Desse modo, a antecipação financeira vinculada à operação de compra e venda — quando formalizada por nota de débito tipo 06 (“pagamento antecipado”) e evento eletrônico de aceite — permanece juridicamente relevante para a apuração automatizada dos tributos sobre o consumo, e não para o IOF. O que se tributa, portanto, não é o adiantamento financeiro em si, mas a relação mercantil subjacente, em consonância com o princípio da neutralidade tributária e com o novo modelo de creditamento financeiro integral instituído pela Lei Complementar nº 214/2025.
A decisão do Supremo reafirma a distinção conceitual entre operações financeiras puras, sujeitas ao IOF, e operações mercantis de fomento à produção, integradas ao regime do IBS e da CBS. Com isso, resguarda-se a coerência do sistema tributário e preserva-se o equilíbrio federativo, evitando a sobreposição de competências entre União, Estados e Municípios.

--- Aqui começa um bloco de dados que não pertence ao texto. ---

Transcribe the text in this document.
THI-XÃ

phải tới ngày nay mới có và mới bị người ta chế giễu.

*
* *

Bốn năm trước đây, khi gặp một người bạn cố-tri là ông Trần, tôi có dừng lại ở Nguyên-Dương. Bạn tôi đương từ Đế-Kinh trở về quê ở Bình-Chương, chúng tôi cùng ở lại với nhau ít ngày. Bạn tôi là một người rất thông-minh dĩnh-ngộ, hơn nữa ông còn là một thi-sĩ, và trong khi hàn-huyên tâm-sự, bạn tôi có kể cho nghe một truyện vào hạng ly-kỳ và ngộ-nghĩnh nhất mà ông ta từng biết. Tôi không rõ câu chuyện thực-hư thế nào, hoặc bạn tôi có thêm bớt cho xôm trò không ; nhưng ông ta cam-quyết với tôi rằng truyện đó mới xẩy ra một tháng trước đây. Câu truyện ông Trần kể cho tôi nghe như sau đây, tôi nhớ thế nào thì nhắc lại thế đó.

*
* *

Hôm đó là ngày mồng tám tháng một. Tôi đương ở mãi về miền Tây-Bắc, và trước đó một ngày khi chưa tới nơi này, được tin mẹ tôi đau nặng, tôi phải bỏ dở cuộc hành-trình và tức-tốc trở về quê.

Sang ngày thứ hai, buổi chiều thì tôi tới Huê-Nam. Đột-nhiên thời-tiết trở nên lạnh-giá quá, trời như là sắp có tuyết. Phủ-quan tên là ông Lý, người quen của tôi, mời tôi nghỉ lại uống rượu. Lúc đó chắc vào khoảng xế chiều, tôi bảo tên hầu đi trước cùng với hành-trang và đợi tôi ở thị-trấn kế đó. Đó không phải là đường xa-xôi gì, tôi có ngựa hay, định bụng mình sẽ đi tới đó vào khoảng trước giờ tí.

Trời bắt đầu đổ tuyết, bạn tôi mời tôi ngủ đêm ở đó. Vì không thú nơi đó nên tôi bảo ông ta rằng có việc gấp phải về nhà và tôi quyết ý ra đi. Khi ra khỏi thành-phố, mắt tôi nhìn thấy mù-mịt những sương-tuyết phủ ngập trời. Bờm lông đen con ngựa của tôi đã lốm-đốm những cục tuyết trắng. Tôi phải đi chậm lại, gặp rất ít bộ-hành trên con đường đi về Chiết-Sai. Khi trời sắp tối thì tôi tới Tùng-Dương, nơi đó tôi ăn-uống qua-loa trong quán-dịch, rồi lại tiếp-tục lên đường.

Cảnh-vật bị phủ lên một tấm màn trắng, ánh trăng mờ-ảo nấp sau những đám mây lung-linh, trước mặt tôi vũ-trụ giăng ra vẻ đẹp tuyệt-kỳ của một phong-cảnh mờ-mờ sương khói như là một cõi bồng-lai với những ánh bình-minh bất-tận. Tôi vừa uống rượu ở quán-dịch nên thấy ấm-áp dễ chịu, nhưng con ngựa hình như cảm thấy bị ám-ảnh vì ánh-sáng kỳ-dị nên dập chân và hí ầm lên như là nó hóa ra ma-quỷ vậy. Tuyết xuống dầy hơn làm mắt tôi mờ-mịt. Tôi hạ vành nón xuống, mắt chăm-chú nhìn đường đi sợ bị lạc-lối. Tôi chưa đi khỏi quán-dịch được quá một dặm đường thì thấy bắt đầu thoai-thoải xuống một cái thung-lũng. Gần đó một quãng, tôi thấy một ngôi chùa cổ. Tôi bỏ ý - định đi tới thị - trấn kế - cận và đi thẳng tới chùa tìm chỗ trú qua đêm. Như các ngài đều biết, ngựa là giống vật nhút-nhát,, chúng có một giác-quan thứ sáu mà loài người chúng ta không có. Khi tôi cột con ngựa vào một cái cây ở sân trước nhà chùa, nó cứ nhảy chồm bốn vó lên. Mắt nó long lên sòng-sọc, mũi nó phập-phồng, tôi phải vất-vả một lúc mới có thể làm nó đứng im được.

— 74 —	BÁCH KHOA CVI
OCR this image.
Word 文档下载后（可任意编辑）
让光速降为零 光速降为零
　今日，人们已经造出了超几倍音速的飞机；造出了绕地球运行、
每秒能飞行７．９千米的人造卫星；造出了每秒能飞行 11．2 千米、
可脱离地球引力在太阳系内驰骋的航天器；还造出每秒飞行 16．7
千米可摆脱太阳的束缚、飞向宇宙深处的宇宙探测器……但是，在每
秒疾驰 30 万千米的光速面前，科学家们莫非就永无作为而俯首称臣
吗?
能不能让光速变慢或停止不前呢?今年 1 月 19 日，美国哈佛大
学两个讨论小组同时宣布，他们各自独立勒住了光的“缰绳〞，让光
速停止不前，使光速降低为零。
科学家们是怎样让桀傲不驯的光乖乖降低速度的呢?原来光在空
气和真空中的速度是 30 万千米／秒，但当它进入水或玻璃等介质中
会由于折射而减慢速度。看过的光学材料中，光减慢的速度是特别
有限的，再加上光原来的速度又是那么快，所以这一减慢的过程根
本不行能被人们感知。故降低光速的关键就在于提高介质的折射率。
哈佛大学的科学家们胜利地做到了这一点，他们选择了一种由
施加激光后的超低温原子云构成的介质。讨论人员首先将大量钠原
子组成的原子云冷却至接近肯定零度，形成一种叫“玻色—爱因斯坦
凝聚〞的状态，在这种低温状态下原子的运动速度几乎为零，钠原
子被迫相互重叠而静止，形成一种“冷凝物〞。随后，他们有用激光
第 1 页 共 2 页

O risco sacado, nessa nova moldura, mantém-se como evento fiscalmente relevante, mas sob natureza mercantil: sua documentação por nota de débito e aceite eletrônico constitui requisito de compliance e segurança jurídica, não de incidência de IOF. Trata-se, assim, de manifestação da própria lógica da reforma tributária, que reconhece o valor documental como expressão do fato gerador e como instrumento de integridade e rastreabilidade das operações econômicas.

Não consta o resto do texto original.